In an accompanying editorial in JAMA, the Journal of the American Medical Association, Dr. J. Michael McGinnis of the National Academy of Medicine wrote that "community is powerfully associated with life expectancy."

McGinnis told CBS News, "The study suggests that, although employment conditions and levels of income inequality did not independently explain differences among communities in life expectancy, factors such as healthier behaviors, higher graduation levels, higher expenditure levels for government assistance -- issues related to supportive community cultures -- helped moderate the impact of the gap."
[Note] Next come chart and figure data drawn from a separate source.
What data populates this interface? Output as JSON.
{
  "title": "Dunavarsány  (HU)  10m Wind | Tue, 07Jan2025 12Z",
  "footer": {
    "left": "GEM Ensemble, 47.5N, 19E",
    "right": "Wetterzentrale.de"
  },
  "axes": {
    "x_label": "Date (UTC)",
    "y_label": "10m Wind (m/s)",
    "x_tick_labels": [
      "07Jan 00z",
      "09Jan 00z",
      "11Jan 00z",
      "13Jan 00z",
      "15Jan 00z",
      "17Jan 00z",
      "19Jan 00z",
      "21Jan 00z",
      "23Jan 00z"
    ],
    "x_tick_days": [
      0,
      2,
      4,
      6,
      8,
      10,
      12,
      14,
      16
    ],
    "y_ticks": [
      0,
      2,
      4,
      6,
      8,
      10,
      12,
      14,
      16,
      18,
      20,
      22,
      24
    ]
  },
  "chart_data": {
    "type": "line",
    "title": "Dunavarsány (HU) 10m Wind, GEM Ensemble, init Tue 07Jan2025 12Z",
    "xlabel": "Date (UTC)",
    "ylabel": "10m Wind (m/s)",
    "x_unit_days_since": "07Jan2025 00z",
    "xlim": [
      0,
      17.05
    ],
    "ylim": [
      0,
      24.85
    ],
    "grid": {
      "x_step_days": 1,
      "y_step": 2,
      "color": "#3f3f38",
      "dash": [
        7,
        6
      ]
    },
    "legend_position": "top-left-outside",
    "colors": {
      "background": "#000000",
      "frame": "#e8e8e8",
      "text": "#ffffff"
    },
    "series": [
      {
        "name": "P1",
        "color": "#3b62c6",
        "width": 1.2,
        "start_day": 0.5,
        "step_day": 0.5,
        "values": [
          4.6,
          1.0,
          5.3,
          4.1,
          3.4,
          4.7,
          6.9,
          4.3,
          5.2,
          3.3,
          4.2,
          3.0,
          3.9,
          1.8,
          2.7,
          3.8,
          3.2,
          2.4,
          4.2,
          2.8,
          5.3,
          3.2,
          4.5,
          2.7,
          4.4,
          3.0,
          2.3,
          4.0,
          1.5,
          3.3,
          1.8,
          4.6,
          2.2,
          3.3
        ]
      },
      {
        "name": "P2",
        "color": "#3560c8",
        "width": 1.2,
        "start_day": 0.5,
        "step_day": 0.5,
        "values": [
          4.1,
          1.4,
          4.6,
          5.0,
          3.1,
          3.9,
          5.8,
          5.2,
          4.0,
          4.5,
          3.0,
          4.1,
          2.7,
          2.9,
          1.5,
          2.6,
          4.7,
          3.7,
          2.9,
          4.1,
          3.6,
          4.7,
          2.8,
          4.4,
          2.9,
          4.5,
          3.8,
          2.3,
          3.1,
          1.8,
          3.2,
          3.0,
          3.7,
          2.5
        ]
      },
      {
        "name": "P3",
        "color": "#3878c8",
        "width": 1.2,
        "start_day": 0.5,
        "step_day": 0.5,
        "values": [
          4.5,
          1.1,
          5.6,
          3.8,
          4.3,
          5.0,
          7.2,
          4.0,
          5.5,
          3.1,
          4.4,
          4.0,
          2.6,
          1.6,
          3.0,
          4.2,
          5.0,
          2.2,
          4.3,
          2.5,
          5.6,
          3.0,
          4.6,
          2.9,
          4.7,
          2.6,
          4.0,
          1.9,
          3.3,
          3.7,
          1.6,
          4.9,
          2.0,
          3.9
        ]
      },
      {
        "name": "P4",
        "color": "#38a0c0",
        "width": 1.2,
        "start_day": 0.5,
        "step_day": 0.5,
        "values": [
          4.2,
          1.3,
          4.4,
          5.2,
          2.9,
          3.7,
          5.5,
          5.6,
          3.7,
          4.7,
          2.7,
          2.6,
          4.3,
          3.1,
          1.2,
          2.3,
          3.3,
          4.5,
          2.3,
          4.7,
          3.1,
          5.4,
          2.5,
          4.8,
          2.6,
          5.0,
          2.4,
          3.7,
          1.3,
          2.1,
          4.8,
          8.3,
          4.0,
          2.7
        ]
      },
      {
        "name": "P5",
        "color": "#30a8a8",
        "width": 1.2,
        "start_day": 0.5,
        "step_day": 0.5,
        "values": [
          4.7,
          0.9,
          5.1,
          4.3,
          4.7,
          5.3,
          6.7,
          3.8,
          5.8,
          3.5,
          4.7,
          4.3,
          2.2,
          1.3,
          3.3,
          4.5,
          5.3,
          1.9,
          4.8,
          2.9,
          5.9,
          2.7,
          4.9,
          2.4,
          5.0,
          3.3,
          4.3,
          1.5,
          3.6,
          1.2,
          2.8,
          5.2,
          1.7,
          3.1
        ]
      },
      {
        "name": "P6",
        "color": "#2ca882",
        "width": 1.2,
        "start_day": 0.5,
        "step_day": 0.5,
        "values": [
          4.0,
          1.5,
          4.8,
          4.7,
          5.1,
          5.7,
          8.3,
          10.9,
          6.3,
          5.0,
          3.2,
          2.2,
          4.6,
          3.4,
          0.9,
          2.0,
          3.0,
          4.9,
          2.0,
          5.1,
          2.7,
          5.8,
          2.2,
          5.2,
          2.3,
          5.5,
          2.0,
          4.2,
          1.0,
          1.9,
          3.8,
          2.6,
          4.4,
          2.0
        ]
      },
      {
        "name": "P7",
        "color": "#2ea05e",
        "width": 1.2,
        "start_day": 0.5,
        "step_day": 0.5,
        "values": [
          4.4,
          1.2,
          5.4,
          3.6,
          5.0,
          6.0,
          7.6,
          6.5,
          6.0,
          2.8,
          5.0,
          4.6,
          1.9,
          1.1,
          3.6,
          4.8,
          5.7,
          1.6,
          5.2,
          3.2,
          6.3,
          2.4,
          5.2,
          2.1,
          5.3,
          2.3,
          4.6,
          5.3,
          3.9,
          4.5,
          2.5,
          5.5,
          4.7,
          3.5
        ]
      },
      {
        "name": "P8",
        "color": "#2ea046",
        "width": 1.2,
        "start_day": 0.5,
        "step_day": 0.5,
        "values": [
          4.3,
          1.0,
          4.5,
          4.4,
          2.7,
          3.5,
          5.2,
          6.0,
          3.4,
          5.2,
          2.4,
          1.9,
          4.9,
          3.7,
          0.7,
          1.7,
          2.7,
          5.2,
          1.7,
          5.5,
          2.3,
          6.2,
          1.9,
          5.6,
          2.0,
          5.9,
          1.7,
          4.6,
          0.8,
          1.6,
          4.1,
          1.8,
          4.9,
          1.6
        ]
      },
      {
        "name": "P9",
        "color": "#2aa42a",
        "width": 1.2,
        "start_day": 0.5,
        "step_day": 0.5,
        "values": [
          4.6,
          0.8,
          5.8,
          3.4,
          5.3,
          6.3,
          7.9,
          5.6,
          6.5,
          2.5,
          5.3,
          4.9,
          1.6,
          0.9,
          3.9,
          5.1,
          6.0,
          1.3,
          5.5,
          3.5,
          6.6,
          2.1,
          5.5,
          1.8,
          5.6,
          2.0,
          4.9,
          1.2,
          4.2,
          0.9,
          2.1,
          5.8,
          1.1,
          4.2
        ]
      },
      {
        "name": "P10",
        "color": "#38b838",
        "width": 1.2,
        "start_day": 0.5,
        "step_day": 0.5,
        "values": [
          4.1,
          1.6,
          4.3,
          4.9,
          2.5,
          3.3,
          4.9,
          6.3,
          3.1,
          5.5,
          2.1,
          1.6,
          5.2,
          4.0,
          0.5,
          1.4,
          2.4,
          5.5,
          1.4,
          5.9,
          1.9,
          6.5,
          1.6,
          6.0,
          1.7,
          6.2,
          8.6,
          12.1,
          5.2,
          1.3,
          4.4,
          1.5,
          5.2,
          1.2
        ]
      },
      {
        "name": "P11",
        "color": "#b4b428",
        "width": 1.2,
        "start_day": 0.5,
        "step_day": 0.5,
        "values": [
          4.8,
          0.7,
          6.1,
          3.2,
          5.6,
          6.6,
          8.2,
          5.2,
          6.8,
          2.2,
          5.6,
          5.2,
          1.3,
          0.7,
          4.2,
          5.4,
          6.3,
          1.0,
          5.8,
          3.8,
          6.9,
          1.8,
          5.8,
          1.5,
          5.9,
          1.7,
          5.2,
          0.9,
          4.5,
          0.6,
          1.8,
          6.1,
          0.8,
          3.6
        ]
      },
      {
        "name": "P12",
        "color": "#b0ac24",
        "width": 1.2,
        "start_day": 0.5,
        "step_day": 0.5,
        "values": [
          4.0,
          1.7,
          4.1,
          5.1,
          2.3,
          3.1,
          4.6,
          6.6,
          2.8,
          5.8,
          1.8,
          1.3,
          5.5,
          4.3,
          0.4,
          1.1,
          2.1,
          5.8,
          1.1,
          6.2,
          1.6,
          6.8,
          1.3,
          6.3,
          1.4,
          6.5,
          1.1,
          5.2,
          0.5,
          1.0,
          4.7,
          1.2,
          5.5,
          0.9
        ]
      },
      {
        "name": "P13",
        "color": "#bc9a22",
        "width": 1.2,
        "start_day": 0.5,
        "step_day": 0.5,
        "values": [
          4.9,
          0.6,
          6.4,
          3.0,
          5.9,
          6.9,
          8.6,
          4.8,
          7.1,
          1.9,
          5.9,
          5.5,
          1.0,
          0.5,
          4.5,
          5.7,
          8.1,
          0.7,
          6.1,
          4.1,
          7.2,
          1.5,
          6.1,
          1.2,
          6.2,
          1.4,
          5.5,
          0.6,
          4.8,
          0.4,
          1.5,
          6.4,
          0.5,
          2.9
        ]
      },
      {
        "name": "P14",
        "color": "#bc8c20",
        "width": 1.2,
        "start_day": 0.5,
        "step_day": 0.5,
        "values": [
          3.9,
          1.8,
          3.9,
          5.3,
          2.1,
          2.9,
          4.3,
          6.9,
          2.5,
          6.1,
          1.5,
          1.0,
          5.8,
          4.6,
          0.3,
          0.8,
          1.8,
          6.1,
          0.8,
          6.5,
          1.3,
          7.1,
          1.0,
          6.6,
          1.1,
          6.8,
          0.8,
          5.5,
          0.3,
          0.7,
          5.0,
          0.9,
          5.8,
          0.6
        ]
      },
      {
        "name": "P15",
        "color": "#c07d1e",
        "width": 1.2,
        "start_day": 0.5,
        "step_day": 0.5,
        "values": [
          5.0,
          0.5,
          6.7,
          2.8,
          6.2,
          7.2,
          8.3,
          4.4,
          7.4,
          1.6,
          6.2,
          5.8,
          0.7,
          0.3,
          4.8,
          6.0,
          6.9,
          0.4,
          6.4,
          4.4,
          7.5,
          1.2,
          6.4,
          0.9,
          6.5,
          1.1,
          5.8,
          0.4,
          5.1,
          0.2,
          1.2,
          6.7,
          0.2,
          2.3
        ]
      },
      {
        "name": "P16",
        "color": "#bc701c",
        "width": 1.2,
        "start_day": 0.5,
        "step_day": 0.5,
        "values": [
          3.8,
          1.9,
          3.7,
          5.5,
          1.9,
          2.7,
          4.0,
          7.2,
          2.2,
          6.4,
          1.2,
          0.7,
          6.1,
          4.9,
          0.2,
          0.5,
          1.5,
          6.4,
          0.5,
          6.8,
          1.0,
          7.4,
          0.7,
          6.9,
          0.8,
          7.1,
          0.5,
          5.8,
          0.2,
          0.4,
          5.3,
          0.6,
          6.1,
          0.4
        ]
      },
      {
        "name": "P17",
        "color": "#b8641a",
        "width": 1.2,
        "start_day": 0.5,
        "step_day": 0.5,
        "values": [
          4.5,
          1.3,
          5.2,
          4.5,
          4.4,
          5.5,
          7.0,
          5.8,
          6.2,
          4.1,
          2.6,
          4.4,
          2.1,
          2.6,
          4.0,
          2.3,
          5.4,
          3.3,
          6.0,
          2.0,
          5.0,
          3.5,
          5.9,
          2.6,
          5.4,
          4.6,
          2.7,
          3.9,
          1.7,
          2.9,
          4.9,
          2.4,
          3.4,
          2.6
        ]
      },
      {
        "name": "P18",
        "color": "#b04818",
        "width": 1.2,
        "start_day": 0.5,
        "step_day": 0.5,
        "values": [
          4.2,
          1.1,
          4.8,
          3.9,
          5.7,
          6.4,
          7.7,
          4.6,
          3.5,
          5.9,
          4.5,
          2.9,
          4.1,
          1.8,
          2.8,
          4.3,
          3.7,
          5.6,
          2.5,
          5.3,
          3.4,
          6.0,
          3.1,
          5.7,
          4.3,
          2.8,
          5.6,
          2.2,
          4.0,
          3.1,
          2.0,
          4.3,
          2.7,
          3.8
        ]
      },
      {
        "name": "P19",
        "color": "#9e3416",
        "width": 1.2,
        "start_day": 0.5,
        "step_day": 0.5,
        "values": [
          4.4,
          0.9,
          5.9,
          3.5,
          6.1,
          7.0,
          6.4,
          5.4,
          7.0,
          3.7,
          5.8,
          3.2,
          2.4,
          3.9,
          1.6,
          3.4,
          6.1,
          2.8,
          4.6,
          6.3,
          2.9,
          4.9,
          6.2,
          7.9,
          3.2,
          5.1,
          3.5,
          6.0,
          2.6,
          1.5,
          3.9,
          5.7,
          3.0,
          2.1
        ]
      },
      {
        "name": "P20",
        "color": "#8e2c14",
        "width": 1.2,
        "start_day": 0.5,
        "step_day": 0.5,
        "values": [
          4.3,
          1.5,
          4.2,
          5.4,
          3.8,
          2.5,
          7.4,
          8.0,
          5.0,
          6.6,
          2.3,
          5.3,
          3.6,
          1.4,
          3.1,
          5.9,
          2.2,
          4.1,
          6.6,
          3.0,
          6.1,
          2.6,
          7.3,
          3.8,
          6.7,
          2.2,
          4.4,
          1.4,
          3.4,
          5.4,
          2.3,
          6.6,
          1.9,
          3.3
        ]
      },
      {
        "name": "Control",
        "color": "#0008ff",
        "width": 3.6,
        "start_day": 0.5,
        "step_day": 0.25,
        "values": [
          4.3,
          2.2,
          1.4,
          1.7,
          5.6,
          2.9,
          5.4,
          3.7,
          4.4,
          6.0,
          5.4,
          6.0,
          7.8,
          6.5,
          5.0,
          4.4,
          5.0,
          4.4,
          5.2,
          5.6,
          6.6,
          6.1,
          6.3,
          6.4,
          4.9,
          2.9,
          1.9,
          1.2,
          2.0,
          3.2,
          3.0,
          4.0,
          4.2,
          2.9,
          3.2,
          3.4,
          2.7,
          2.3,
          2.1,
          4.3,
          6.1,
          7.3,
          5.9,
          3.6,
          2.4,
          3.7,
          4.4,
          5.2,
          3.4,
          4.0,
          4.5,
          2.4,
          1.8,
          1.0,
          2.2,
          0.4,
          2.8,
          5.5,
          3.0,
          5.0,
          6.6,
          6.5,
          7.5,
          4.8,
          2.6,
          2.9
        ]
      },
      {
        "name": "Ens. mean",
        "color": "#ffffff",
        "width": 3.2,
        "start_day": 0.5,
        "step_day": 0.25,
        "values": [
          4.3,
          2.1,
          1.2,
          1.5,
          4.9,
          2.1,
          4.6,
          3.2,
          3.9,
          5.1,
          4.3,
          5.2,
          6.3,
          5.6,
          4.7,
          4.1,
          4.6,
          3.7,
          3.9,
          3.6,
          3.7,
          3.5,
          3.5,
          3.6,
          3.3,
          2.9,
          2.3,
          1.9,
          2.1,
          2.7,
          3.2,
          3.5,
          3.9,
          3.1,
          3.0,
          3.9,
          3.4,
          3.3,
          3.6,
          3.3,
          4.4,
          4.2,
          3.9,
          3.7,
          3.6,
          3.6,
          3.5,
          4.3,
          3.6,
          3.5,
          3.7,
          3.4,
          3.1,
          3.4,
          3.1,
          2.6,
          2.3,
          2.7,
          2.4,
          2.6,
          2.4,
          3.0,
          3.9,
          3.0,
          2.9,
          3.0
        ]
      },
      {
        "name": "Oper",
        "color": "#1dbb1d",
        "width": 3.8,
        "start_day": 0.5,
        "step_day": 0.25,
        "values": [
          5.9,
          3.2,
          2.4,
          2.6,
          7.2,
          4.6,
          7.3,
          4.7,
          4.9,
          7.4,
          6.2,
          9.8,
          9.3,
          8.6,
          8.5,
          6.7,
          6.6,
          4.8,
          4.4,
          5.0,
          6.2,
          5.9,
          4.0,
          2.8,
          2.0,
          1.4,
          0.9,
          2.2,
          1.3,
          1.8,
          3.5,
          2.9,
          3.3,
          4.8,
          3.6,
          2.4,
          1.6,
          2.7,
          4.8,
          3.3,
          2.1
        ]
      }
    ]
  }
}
While it's been known for some time that higher incomes are linked with longer lives, McGinnis said the findings are helpful because they offer insights on how to help blunt some of the adverse health issues faced by Americans who are not affluent.

"The study suggests that a relatively few individual leaders committed to working together to strengthen community-wide attention and action on behalf of health of populations, might make a difference," McGinnis said.

The study results also suggest a revamp of Social Security and Medicare might be in order, said Chetty. As it stands, due to life expectancy differences, men and women in the top one percent are on track to claim Social Security and Medicare for 11.8 and 8.3 more years than men and women in the bottom one percent of the income distribution.